In a filing in October, Fed warned that examining the issues through a wide scope — one that could be used in an exhaustive discovery process — could have "potential ramifications for the careful balance Congress has created with the Federal Reserve System — including potential consequences far beyond this case." 

The board is a Washington-based entity composed of presidentially appointed and congressionally approved governors. It oversees the Federal Reserve System as a whole. The 12 reserve banks are independently chartered and led by presidents selected by member banks. They enact the Fed's monetary and supervisory policies in their respective districts. The Kansas City Fed oversees the 10th District, which includes Wyoming.

In its filing last week, the Fed argued that, because the lawsuit is about its adherence to the APA, it only needs to provide an administrative report, which documents its decision making process. It said it was in the process of compiling such an account and would submit it to the court by Feb. 9, 2023.

federal-reserve
Key issues intact in Custodia-Fed lawsuit over master accounts

Custodia pushed back against the Fed's interpretation of case law. It argues that agencies can be forced to go through discovery to address questions about "bad faith or improper behavior," which Custodia has alleged in its suit. The bank also pointed to the court's statement that some level of discovery would be necessary to determine what role the board has played in the Kansas City Fed's decision-making process on the Custodia application.

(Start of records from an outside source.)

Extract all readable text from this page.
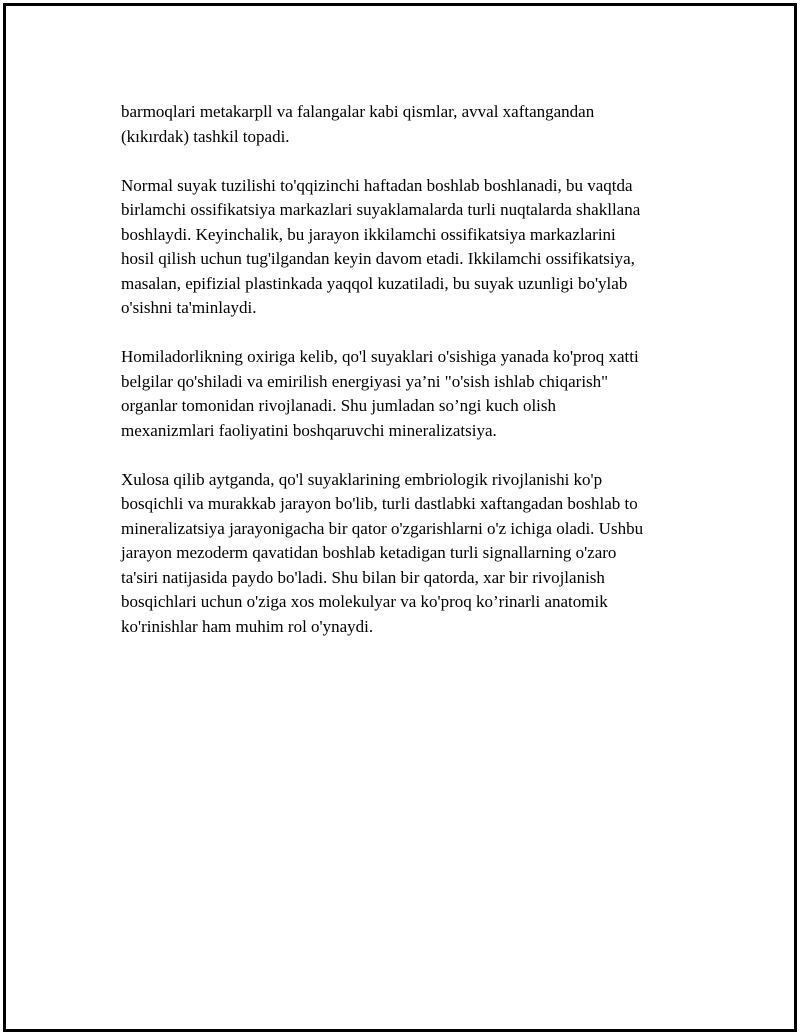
barmoqlari metakarpll va falangalar kabi qismlar, avval xaftangandan
(kıkırdak) tashkil topadi.

Normal suyak tuzilishi to'qqizinchi haftadan boshlab boshlanadi, bu vaqtda
birlamchi ossifikatsiya markazlari suyaklamalarda turli nuqtalarda shakllana
boshlaydi. Keyinchalik, bu jarayon ikkilamchi ossifikatsiya markazlarini
hosil qilish uchun tug'ilgandan keyin davom etadi. Ikkilamchi ossifikatsiya,
masalan, epifizial plastinkada yaqqol kuzatiladi, bu suyak uzunligi bo'ylab
o'sishni ta'minlaydi.

Homiladorlikning oxiriga kelib, qo'l suyaklari o'sishiga yanada ko'proq xatti
belgilar qo'shiladi va emirilish energiyasi ya’ni "o'sish ishlab chiqarish"
organlar tomonidan rivojlanadi. Shu jumladan so’ngi kuch olish
mexanizmlari faoliyatini boshqaruvchi mineralizatsiya.

Xulosa qilib aytganda, qo'l suyaklarining embriologik rivojlanishi ko'p
bosqichli va murakkab jarayon bo'lib, turli dastlabki xaftangadan boshlab to
mineralizatsiya jarayonigacha bir qator o'zgarishlarni o'z ichiga oladi. Ushbu
jarayon mezoderm qavatidan boshlab ketadigan turli signallarning o'zaro
ta'siri natijasida paydo bo'ladi. Shu bilan bir qatorda, xar bir rivojlanish
bosqichlari uchun o'ziga xos molekulyar va ko'proq ko’rinarli anatomik
ko'rinishlar ham muhim rol o'ynaydi.
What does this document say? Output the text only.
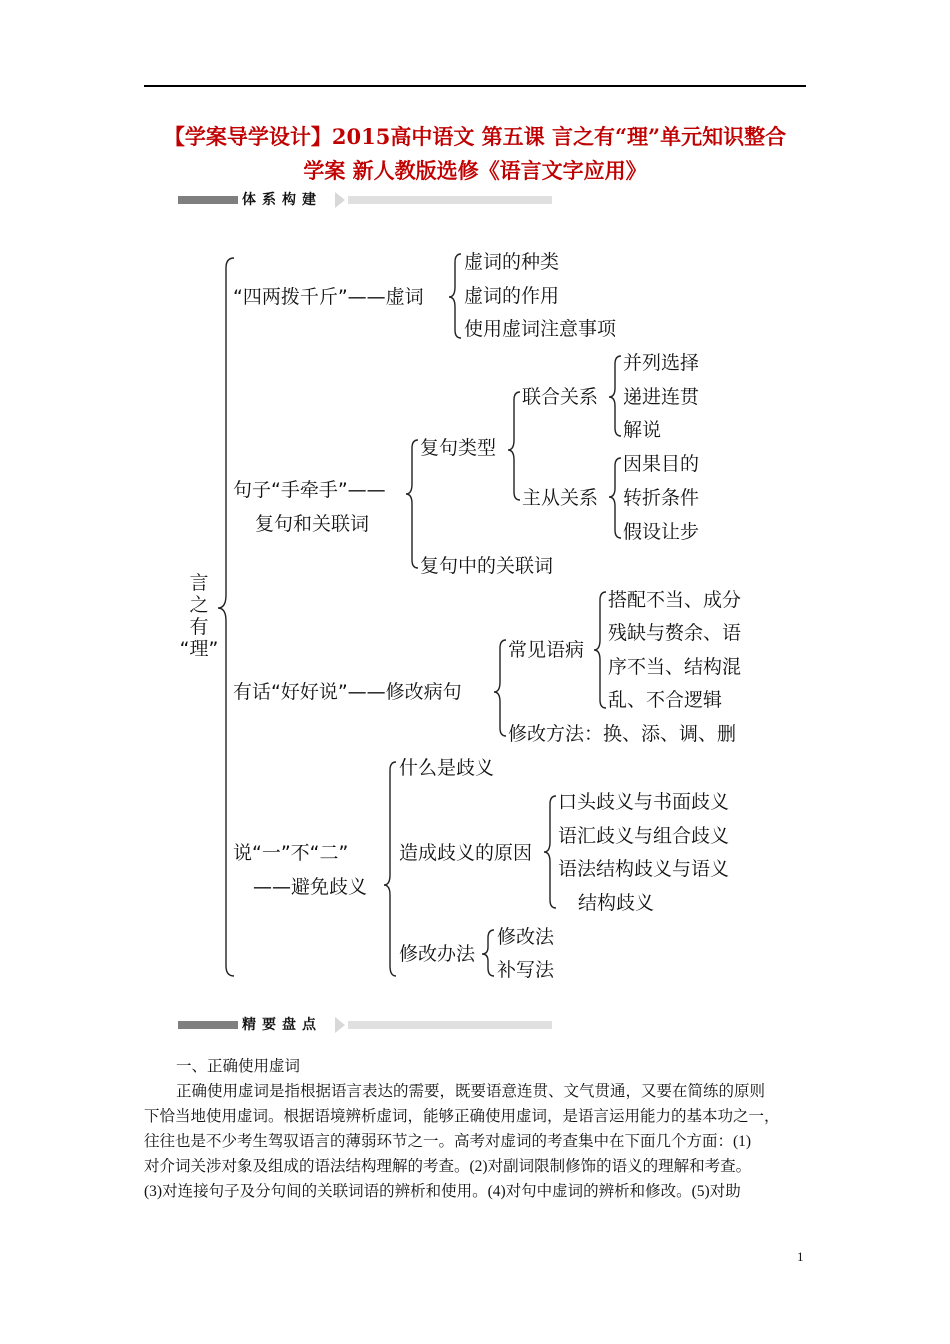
【学案导学设计】2015高中语文 第五课 言之有“理”单元知识整合
学案 新人教版选修《语言文字应用》
体系构建
言
之
有
“理”
“四两拨千斤”——虚词
虚词的种类
虚词的作用
使用虚词注意事项
句子“手牵手”——
复句和关联词
复句类型
联合关系
并列选择
递进连贯
解说
主从关系
因果目的
转折条件
假设让步
复句中的关联词
有话“好好说”——修改病句
常见语病
搭配不当、成分
残缺与赘余、语
序不当、结构混
乱、不合逻辑
修改方法：换、添、调、删
说“一”不“二”
——避免歧义
什么是歧义
造成歧义的原因
口头歧义与书面歧义
语汇歧义与组合歧义
语法结构歧义与语义
结构歧义
修改办法
修改法
补写法
精要盘点

一、正确使用虚词

正确使用虚词是指根据语言表达的需要，既要语意连贯、文气贯通，又要在简练的原则

下恰当地使用虚词。根据语境辨析虚词，能够正确使用虚词，是语言运用能力的基本功之一，

往往也是不少考生驾驭语言的薄弱环节之一。高考对虚词的考查集中在下面几个方面：(1)

对介词关涉对象及组成的语法结构理解的考查。(2)对副词限制修饰的语义的理解和考查。

(3)对连接句子及分句间的关联词语的辨析和使用。(4)对句中虚词的辨析和修改。(5)对助

1
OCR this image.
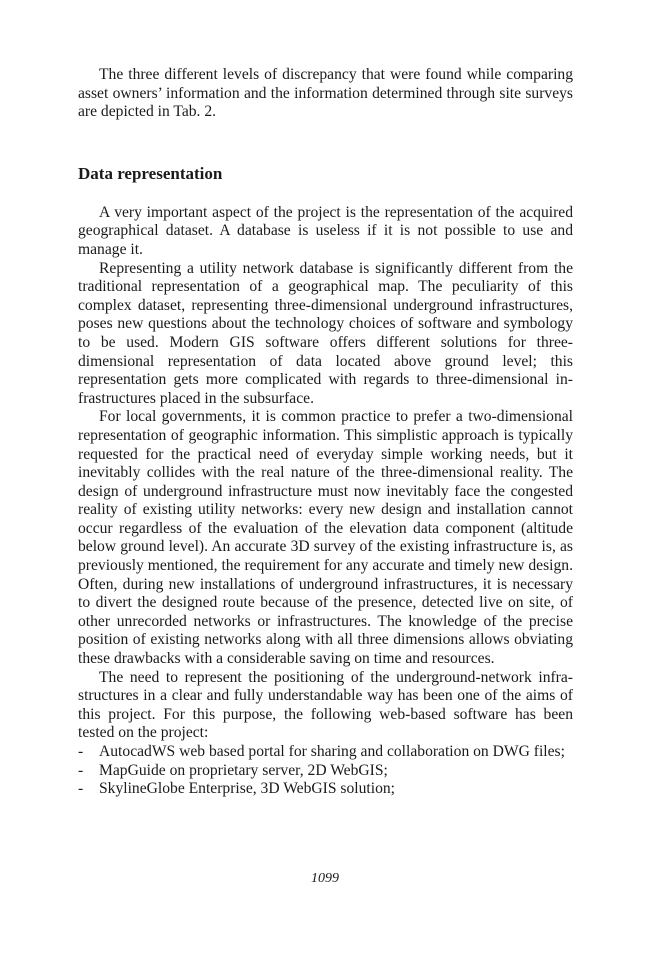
The three different levels of discrepancy that were found while comparing asset owners’ information and the information determined through site surveys are depicted in Tab. 2.

Data representation

A very important aspect of the project is the representation of the acquired geographical dataset. A database is useless if it is not possible to use and manage it.

Representing a utility network database is significantly different from the traditional representation of a geographical map. The peculiarity of this complex dataset, representing three-dimensional underground infrastructures, poses new questions about the technology choices of software and symbology to be used. Modern GIS software offers different solutions for three-dimensional representation of data located above ground level; this representation gets more complicated with regards to three-dimensional infrastructures placed in the subsurface.

For local governments, it is common practice to prefer a two-dimensional representation of geographic information. This simplistic approach is typically requested for the practical need of everyday simple working needs, but it inevitably collides with the real nature of the three-dimensional reality. The design of underground infrastructure must now inevitably face the congested reality of existing utility networks: every new design and installation cannot occur regardless of the evaluation of the elevation data component (altitude below ground level). An accurate 3D survey of the existing infrastructure is, as previously mentioned, the requirement for any accurate and timely new design. Often, during new installations of underground infrastructures, it is necessary to divert the designed route because of the presence, detected live on site, of other unrecorded networks or infrastructures. The knowledge of the precise position of existing networks along with all three dimensions allows obviating these drawbacks with a considerable saving on time and resources.

The need to represent the positioning of the underground-network infrastructures in a clear and fully understandable way has been one of the aims of this project. For this purpose, the following web-based software has been tested on the project:

- AutocadWS web based portal for sharing and collaboration on DWG files;
- MapGuide on proprietary server, 2D WebGIS;
- SkylineGlobe Enterprise, 3D WebGIS solution;
1099
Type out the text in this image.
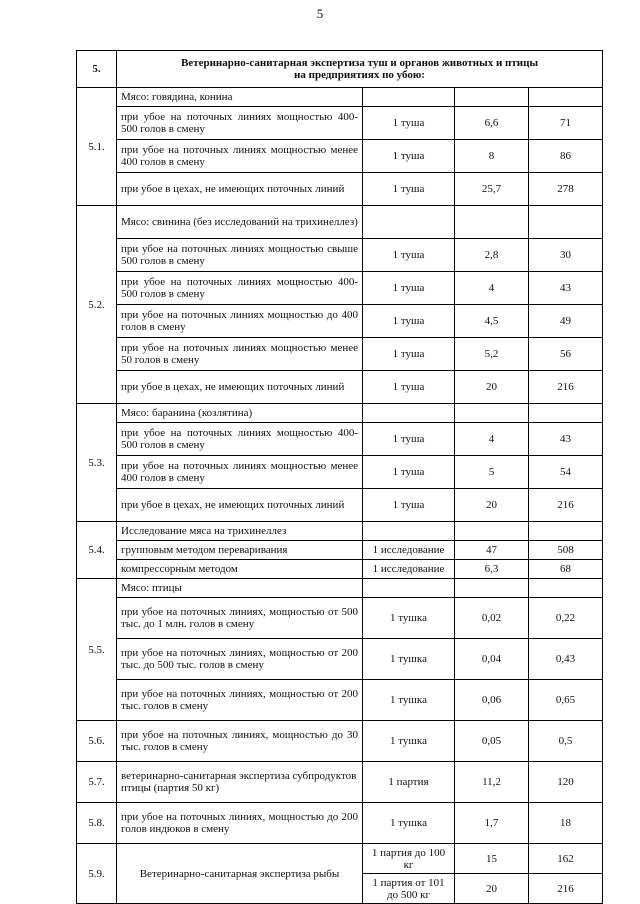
5
5.	Ветеринарно-санитарная экспертиза туш и органов животных и птицы
на предприятиях по убою:			
5.1.	Мясо: говядина, конина			
	при убое на поточных линиях мощностью 400-500 голов в смену	1 туша	6,6	71
	при убое на поточных линиях мощностью менее 400 голов в смену	1 туша	8	86
	при убое в цехах, не имеющих поточных линий	1 туша	25,7	278
5.2.	Мясо: свинина (без исследований на трихинеллез)			
	при убое на поточных линиях мощностью свыше 500 голов в смену	1 туша	2,8	30
	при убое на поточных линиях мощностью 400-500 голов в смену	1 туша	4	43
	при убое на поточных линиях мощностью до 400 голов в смену	1 туша	4,5	49
	при убое на поточных линиях мощностью менее 50 голов в смену	1 туша	5,2	56
	при убое в цехах, не имеющих поточных линий	1 туша	20	216
5.3.	Мясо: баранина (козлятина)			
	при убое на поточных линиях мощностью 400-500 голов в смену	1 туша	4	43
	при убое на поточных линиях мощностью менее 400 голов в смену	1 туша	5	54
	при убое в цехах, не имеющих поточных линий	1 туша	20	216
5.4.	Исследование мяса на трихинеллез			
	групповым методом переваривания	1 исследование	47	508
	компрессорным методом	1 исследование	6,3	68
5.5.	Мясо: птицы			
	при убое на поточных линиях, мощностью от 500 тыс. до 1 млн. голов в смену	1 тушка	0,02	0,22
	при убое на поточных линиях, мощностью от 200 тыс. до 500 тыс. голов в смену	1 тушка	0,04	0,43
	при убое на поточных линиях, мощностью от 200 тыс. голов в смену	1 тушка	0,06	0,65
5.6.	при убое на поточных линиях, мощностью до 30 тыс. голов в смену	1 тушка	0,05	0,5
5.7.	ветеринарно-санитарная экспертиза субпродуктов птицы (партия 50 кг)	1 партия	11,2	120
5.8.	при убое на поточных линиях, мощностью до 200 голов индюков в смену	1 тушка	1,7	18
5.9.	Ветеринарно-санитарная экспертиза рыбы	1 партия до 100 кг	15	162
		1 партия от 101 до 500 кг	20	216
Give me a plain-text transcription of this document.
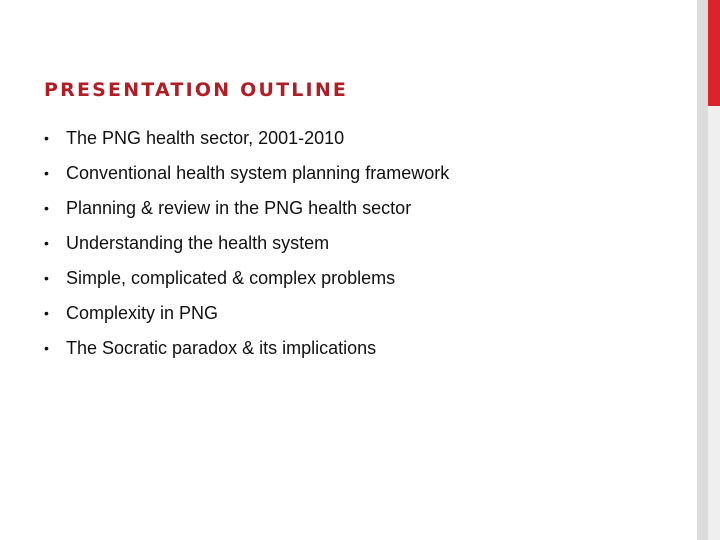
PRESENTATION OUTLINE
• The PNG health sector, 2001-2010
• Conventional health system planning framework
• Planning & review in the PNG health sector
• Understanding the health system
• Simple, complicated & complex problems
• Complexity in PNG
• The Socratic paradox & its implications
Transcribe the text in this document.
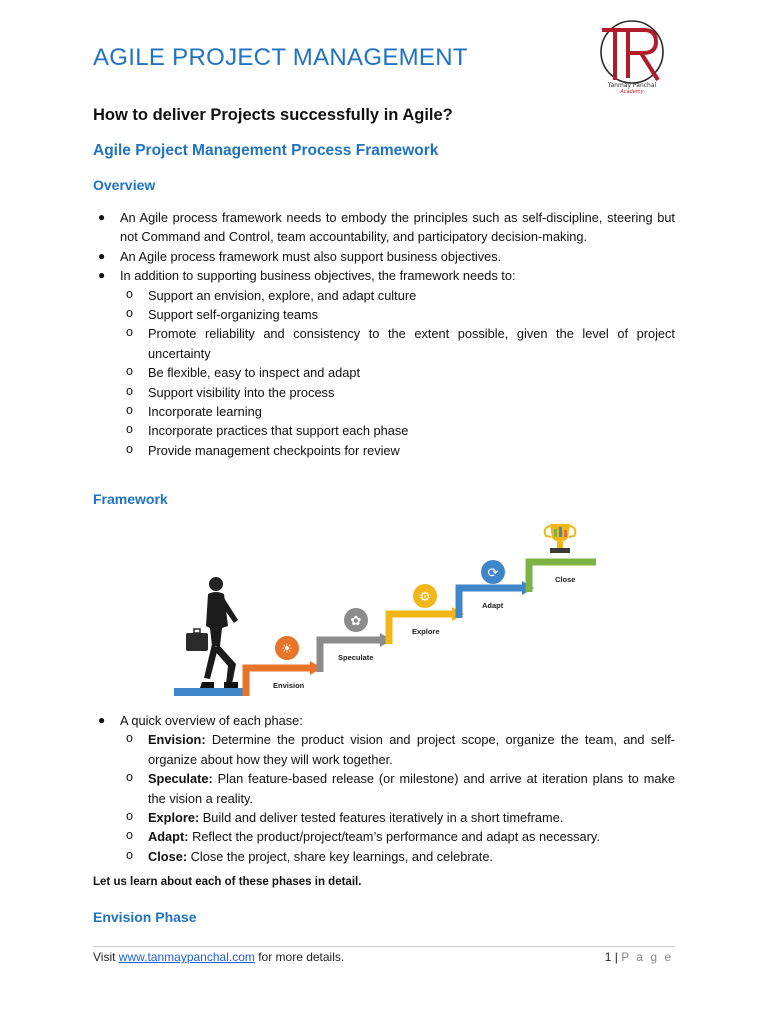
AGILE PROJECT MANAGEMENT
Tanmay Panchal
Academy
How to deliver Projects successfully in Agile?
Agile Project Management Process Framework
Overview
● An Agile process framework needs to embody the principles such as self-discipline, steering but not Command and Control, team accountability, and participatory decision-making.
● An Agile process framework must also support business objectives.
● In addition to supporting business objectives, the framework needs to:
o Support an envision, explore, and adapt culture
o Support self-organizing teams
o Promote reliability and consistency to the extent possible, given the level of project uncertainty
o Be flexible, easy to inspect and adapt
o Support visibility into the process
o Incorporate learning
o Incorporate practices that support each phase
o Provide management checkpoints for review
Framework
☀
Envision
✿
Speculate
⚙
Explore
⟳
Adapt
Close
● A quick overview of each phase:
o Envision: Determine the product vision and project scope, organize the team, and self-organize about how they will work together.
o Speculate: Plan feature-based release (or milestone) and arrive at iteration plans to make the vision a reality.
o Explore: Build and deliver tested features iteratively in a short timeframe.
o Adapt: Reflect the product/project/team’s performance and adapt as necessary.
o Close: Close the project, share key learnings, and celebrate.
Let us learn about each of these phases in detail.
Envision Phase
Visit www.tanmaypanchal.com for more details.	1 | P a g e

Reserve banks are supposed to have the final say on which banks in their districts are granted master accounts, but in its lawsuit, Custodia has accused the Board of interjecting in the Kansas City Fed's review of its application and halting it. Skavdahl deemed this conclusion to be plausible and said more information was necessary to say definitively. 

The Fed board has said it has not weighed in on Custodia's application directly, it has only provided guidelines for how all reserve banks should assess master account applications. But Custodia argues this position is contradicted by the board's assertion of APA rights.

"There is no 'administrative record' to compile because the Board disclaims responsibility for making the decision," the filing states. "Thus, the Board is obligated to answer the complaint, provide initial disclosures, and engage in discovery. The Board cannot have its cake and eat it too."

The Fed board declined to comment on Custodia's accusations or delve into the specifics of its latest request on Monday.

Questions about which entities are entitled to master accounts and on what grounds have come to the fore in recent years, coinciding with the rise in nontraditional banks and novel state charters. Wyoming has one such charter for so-called special-purpose depository institutions, which are allowed to do some business with digital assets but are prohibited from providing loans. Custodia holds one of these charters.

In its latest filing, Custodia also accused the Fed of applying a double standard to existing master account holders and novel applicants. The firm cited the ability of the Bank of New York Mellon to begin providing crypto custodying services and the recent revelation that Moonstone Bank — a Farmington, Washington, bank formerly known as Farmington State Bank — had sold around 10% of its equity to the now-failed crypto exchange FTX as evidence that the Fed's aversion to crypto exposure is one-sided.

"The Federal Reserve is applying a staggering double-standard that favors incumbent banks over startup banks, and in doing so, it has created financial system risk by allowing crypto companies through the back door to take control positions of incumbent Fed member banks and enter the crypto business," said Nathan Miller, a spokesperson for Custodia Bank. "As a nonleveraged bank that plans to hold 108% of customer deposits in cash at the Federal Reserve itself in its first three years, Custodia would be the far safer alternative — yet it is the one bank whose Fed applications continue to languish as others with risky business models are waved through."